Deutschland-Wolfsburg:Nazianwalt Jürgen Rieger plant „Kraft durch Freude“ – Museum in Wolfsburg

 KDF-Wagen (der Vorläufer des VW Käfer)

1945 wurde die „KDF-Stadt bei Fallersleben“ in Wolfsburg umbenannt. Hier produzierten die Nazis zuvor im Rahmen der Organisation „Kraft durch Freude“ das erste Auto für jeden. Wolfsburg hat Geschichte.

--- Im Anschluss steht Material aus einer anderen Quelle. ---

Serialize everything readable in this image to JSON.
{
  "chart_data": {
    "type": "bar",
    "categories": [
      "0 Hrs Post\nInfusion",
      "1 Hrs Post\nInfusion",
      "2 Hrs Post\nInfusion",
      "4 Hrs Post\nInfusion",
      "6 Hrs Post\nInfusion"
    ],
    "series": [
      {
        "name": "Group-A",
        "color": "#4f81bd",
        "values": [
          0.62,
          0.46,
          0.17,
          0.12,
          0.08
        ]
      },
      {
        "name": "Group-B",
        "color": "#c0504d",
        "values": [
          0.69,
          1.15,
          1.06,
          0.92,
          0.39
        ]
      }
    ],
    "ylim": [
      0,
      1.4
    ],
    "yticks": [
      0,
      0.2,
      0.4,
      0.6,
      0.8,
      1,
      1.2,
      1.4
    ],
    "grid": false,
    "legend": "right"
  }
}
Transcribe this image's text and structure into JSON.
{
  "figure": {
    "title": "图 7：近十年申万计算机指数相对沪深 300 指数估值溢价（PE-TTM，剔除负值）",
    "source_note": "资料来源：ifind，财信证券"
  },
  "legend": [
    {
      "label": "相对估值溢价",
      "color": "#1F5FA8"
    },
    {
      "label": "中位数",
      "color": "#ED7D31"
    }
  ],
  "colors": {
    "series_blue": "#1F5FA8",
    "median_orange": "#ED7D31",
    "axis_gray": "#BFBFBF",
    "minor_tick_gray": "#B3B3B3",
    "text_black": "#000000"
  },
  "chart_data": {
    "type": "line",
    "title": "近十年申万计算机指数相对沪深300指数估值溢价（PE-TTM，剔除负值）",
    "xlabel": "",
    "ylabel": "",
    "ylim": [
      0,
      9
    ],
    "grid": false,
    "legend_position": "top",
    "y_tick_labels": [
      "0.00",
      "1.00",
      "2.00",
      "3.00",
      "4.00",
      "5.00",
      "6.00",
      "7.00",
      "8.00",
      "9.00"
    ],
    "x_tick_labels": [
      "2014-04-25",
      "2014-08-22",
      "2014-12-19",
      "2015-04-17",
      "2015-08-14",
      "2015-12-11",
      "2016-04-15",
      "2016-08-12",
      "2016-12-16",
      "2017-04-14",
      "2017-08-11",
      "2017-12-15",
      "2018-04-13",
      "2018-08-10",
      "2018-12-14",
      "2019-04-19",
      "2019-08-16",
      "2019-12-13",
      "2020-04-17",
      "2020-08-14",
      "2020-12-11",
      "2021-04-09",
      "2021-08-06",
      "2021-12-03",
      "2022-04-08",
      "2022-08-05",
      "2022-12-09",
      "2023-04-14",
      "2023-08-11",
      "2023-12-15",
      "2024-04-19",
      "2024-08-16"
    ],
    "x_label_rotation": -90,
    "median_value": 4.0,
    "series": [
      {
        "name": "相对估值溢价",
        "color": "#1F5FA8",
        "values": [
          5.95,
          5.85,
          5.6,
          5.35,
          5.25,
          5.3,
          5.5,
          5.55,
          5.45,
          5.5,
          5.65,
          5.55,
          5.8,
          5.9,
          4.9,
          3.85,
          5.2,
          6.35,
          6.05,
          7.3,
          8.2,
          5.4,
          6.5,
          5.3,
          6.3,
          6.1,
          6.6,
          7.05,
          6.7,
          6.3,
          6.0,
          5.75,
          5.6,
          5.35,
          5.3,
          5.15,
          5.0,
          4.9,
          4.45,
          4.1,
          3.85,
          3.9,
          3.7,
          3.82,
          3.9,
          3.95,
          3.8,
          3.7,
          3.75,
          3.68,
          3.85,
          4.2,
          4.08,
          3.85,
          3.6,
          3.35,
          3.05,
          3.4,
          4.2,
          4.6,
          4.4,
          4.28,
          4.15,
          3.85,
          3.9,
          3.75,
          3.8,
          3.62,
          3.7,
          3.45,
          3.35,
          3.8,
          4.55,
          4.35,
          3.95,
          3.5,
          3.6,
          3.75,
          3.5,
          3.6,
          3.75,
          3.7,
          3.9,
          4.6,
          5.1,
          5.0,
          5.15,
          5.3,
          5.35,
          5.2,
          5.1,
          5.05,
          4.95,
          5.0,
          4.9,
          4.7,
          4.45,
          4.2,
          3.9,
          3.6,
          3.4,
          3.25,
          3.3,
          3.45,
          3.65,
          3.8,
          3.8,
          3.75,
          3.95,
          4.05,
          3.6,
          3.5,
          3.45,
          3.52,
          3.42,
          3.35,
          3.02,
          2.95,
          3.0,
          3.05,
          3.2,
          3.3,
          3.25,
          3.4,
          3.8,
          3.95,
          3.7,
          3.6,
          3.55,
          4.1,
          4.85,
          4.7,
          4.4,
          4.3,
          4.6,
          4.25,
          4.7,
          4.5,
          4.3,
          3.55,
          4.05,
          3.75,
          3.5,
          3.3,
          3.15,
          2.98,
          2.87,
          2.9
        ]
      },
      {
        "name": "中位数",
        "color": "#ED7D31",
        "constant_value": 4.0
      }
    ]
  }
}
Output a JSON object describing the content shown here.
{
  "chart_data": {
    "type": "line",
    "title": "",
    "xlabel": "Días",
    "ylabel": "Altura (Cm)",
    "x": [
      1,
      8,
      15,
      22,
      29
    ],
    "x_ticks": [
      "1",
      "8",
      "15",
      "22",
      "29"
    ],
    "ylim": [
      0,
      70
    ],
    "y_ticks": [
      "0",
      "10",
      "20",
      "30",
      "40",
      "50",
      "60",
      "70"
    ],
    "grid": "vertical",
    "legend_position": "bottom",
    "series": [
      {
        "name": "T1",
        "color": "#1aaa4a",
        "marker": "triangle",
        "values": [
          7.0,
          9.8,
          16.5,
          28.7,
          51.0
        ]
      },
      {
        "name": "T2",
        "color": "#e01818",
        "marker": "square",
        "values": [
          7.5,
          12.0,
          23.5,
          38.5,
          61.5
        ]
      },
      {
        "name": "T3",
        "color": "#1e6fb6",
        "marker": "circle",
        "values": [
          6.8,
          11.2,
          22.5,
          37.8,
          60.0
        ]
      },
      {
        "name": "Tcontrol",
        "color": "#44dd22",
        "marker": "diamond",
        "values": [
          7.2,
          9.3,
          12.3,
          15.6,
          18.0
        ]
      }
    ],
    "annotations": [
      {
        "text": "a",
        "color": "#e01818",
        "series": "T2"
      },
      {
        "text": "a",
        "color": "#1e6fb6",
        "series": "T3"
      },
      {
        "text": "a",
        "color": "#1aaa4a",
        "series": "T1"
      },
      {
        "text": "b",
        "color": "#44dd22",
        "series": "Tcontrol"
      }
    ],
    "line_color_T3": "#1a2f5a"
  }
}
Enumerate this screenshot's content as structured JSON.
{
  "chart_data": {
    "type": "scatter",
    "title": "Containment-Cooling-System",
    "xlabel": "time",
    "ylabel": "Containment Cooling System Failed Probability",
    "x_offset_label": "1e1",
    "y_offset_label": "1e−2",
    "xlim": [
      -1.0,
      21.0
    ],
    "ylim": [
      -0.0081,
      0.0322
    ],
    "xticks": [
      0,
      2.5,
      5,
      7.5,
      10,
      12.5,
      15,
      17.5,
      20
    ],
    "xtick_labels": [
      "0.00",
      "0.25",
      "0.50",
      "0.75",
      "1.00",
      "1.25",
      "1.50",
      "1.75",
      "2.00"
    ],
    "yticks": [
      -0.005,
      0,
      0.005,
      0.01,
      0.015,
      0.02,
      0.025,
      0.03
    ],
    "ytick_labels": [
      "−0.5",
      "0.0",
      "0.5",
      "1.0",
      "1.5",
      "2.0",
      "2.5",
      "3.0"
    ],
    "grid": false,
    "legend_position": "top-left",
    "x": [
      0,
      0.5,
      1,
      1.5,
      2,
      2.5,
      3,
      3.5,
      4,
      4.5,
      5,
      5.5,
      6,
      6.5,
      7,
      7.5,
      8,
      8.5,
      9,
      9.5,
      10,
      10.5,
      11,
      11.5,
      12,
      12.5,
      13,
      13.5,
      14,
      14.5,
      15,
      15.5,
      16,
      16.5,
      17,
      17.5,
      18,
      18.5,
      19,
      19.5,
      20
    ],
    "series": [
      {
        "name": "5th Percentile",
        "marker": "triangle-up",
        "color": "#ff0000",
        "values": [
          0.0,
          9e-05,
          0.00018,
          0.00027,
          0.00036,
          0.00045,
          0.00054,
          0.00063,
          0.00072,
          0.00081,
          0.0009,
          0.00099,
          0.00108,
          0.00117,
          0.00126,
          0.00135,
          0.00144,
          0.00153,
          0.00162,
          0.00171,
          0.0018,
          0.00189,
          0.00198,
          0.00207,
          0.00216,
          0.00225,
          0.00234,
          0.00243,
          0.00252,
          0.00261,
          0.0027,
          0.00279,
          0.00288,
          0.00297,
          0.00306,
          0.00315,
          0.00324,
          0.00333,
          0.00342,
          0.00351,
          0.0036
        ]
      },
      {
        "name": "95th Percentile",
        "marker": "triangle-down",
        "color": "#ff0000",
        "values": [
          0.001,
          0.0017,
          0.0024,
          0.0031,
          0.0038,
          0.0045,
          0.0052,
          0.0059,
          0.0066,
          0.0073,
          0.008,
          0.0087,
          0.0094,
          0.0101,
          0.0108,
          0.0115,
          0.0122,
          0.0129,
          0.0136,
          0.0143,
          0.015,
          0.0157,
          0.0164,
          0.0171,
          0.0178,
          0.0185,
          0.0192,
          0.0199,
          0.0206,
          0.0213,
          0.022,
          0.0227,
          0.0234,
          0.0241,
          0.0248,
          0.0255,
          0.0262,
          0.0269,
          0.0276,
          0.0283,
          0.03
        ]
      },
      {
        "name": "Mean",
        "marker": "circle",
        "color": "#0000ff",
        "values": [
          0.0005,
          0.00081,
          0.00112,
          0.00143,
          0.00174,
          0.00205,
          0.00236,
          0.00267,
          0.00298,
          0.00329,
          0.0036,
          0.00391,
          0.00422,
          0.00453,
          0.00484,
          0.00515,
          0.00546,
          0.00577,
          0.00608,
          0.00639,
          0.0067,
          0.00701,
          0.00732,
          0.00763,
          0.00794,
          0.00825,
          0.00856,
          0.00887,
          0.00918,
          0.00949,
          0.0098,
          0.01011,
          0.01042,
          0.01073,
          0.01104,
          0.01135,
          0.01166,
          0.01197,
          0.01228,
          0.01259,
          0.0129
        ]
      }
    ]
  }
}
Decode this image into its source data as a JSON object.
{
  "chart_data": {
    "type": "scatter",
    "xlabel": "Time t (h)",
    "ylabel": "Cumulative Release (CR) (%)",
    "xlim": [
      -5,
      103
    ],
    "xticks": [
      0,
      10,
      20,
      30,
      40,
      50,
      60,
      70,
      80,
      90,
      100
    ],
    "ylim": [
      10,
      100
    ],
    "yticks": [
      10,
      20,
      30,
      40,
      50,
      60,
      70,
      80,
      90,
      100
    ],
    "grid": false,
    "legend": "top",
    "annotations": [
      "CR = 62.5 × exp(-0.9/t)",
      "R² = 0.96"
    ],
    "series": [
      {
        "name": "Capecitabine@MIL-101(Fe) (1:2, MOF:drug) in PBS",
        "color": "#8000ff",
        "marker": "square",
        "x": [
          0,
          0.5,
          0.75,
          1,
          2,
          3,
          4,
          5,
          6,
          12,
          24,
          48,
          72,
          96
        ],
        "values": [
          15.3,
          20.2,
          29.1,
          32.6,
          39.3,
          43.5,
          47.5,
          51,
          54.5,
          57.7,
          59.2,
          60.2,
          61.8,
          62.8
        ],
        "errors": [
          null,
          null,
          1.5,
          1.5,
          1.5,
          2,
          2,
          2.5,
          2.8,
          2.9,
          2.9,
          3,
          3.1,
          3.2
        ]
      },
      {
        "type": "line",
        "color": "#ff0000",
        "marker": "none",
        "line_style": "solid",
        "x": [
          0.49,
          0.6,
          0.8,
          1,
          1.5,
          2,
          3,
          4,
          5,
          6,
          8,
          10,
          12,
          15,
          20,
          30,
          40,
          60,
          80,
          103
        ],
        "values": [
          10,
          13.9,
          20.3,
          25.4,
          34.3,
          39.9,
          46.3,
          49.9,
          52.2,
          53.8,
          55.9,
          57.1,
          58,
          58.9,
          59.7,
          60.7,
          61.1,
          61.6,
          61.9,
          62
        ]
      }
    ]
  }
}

Eine bedenkliche Geschichte. Diese Stadt hatte immer ein Problem mit ihrer Vergangenheit, da ändert leider auch die Meisterschaftsschale der Bundesliga nichts dran. Immerhin, einer der größten Autokonzerne namens Volkswagen AG baute diese Stadt zu einer der wichtigsten Wirtschaftsstandorte aus. Die Bürger können nichts für die Vergangenheit ihrer Stadt. Und trotzdem sollten diese und vor allem auch der Konzern Volkswagen AG und die Stadtvertretung wachsam sein und genau beobachten, wer Kultur veranstalten möchte. Heute lasen wir in einer Randmeldung der Hamburger Morgenpost, dass die Nazis unter Führung des Anwaltes Rieger direkt gegenüber einer VW-Produktionsstätte ein „Kraft durch Freude“-Museum einrichten wollen. Rieger hat ein entsprechendes Gebäude bereits angemietet. Hier wirds gefährlich, ein Museum für den Nazikult. Wikipedia schreibt zu „Kraft durch Freude“:

Zur Entstehung von Kraft durch Freude trugen zwei Faktoren bei:

Zum einen war bereits in der Zeit der Weimarer Republik die durchschnittliche Zahl von Urlaubstagen bei Arbeitern und Angestellten auf acht bis zwölf Tage angestiegen; fast alle Arbeiter hatten Anspruch auf bezahlten Jahresurlaub. Jedoch bekamen meist nur ältere Betriebsangehörige so viel Urlaub, dass sie tatsächlich eine längere Reise hätten antreten können. Die Nationalsozialisten verlängerten den Urlaub auf zwei bis drei Wochen pro Jahr (wobei es hierfür noch keine gesetzliche Regelung gab). Indem die nationalsozialistische Regierung den Arbeitnehmern eine weitere Ausdehnung des Urlaubs und eine Verkürzung der Arbeitszeit versprach, konnte sie einen Teil der vormals marxistisch oder sozialdemokratisch gesinnten Arbeiterschaft von ihren Absichten überzeugen.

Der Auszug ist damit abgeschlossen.